PET in Evaluation of Neuroendocrine Tumors
نویسندگان
چکیده
Neuroendocrine tumors (NETs) are distinctive tumors which arise from cells which have neural and hormonal origins. The most common clinically-encountered NETs are gastroenteropancreatic tumors (GEP NETs), lung carcinoids, pheochromocytoma, and medullary thyroid carcinoma. Imaging plays a key role in the evaluation of these tumors including detection, staging, response assessment, and prognostication.

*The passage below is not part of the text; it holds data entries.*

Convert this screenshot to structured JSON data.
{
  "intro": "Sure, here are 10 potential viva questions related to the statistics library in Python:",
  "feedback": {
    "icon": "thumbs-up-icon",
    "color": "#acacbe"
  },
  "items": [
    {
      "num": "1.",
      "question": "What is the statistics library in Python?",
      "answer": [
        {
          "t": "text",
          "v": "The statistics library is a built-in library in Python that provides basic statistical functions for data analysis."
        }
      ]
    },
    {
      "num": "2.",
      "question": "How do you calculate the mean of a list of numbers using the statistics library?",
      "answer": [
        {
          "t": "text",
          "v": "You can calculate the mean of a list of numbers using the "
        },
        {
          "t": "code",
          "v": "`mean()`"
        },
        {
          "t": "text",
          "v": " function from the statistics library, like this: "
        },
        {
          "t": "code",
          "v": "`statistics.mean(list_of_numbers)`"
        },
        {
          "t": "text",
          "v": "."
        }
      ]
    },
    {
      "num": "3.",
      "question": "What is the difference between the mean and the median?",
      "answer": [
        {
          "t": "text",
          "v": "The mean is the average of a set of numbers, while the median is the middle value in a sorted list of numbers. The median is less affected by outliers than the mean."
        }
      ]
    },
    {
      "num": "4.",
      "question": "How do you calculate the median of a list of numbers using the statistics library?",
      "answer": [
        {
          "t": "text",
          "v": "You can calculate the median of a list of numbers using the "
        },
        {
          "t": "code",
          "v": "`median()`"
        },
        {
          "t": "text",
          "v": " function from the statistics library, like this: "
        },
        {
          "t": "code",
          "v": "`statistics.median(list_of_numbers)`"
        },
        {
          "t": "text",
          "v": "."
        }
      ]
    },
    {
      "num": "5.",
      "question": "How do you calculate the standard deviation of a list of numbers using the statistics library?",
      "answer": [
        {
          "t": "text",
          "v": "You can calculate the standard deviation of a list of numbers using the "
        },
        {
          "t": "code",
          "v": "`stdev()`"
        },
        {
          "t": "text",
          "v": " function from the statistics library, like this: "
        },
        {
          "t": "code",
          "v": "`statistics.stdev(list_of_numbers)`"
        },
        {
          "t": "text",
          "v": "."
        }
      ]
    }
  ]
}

Conventional imaging with computed tomography (CT) and magnetic resonance imaging (MRI) are still the first line imaging modalities used in the evaluation of these tumors. Radionuclide imaging of NETs is done with either planar imaging (with or without single photon emission computed tomography (SPECT)) or with positron emission tomography (PET). PET imaging offers many advantages over planar or SPECT imaging which includes better resolution, a better background-to-lesion ratio, and increased sensitivity. Fusion with CT greatly improves specificity and diagnostic confidence. Various PET tracers are available for evaluation of NETs of which F-18-fluorodeoxyglucose (F18 FDG), F-18-fluorolevodopa (F18 FDOPA), and Ga-68 somatostatin receptor (SST) imaging agents (e.g. DOTATATE, DOTATOC and DOTANOC) are currently the most widely used. In this brief review, we describe the role of these PET tracers in evaluation of NETs with an emphasis on (GEP NETs).